Step 9: Retrieving the Most Relevant Documents
Once you have stored your document embeddings in the PostgreSQL database using pg-vector, the next step is to retrieve the most relevant documents based on a user’s query. This is a key part of building RAG applications, as it allows you to find and use the most relevant information to generate responses.

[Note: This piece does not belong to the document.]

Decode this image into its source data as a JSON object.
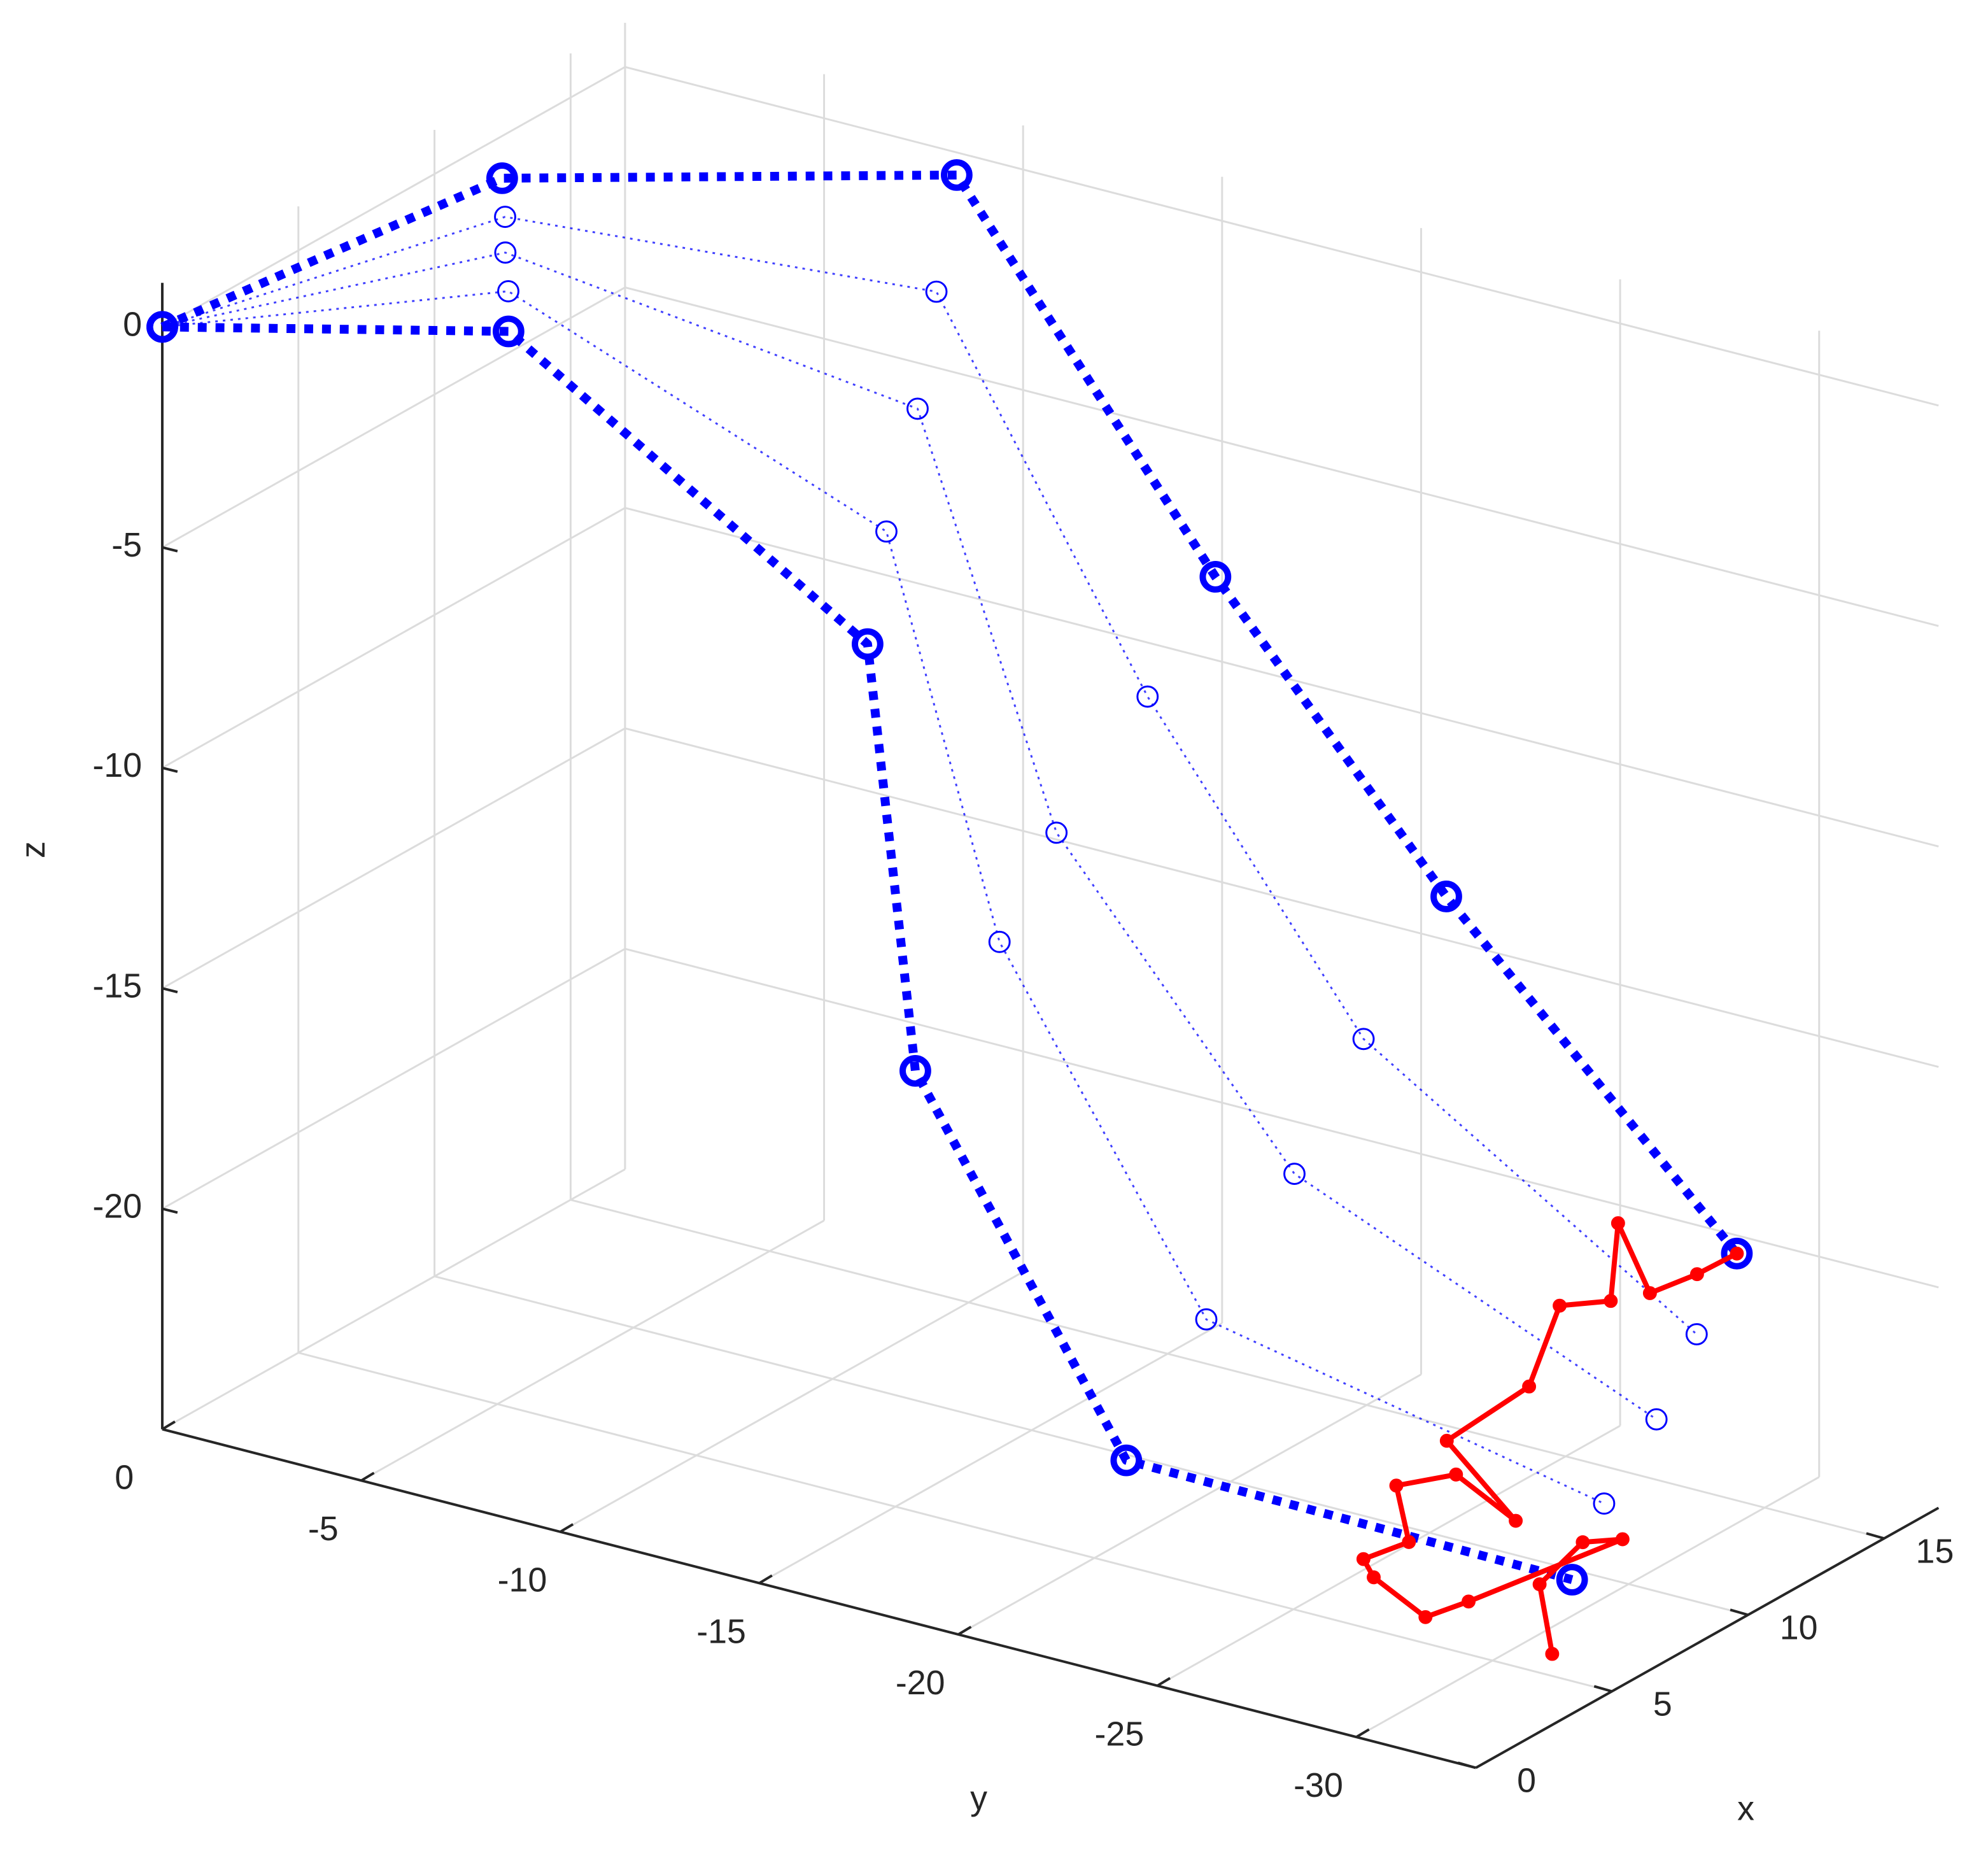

To retrieve the most relevant documents, you’ll first need to generate an embedding for the user’s query using the same OpenAI API we used earlier. Here’s how you can do that:
import OpenAI from 'openai';
const openai = new OpenAI();
const queryEmbedding = await openai.embeddings.create({
model: 'text-embedding-3-small',
input: 'What is the size of a blue whale?',
encoding_format: 'float'
});
console.log(queryEmbedding);
Once you have the query embedding, you can use it to search for the most similar documents in your database. Here’s an example of how to do this using pg-vector:
SELECT * FROM documents
ORDER BY embedding <-> '[-0.006929283495992422, -0.005336422007530928, -4.547132266452536e-05, -0.024047505110502243, ...]'
LIMIT 5;
In this SQL query, embedding
is the column in your documents
table that stores the vector embeddings, and the array of numbers represents the query embedding. The <->
operator calculates the Euclidean distance between the query embedding and each document embedding, and the results are ordered by this distance. The LIMIT 5
clause returns the top 5 most relevant documents.
Going Further
What we covered here was a very basic example of using Postgres and pg-vector for RAG applications. If you’re interested in learning more about this, you can check out our other blog posts on creating AI agents in Node with AI SDK that gives you more building blocks for your RAG application.
You can even go further and add web scraping and large language models to the mix to go even further with your setup.
Conclusion
As you can see, setting up Postgres with the pg-vector extension in Docker is quite simple. Once you have the database set up, you may use any embedding model to embed documents, user submissions, or any other data you want to store in the database. You can then use the embedding model to generate an embedding for a question and then use the similarity search to find the most relevant documents.
Finally, once you have the most relevant documents, you can pass the data as well as the question to a large language model to generate a response. And you got yourself a RAG application that can answer questions about your input data.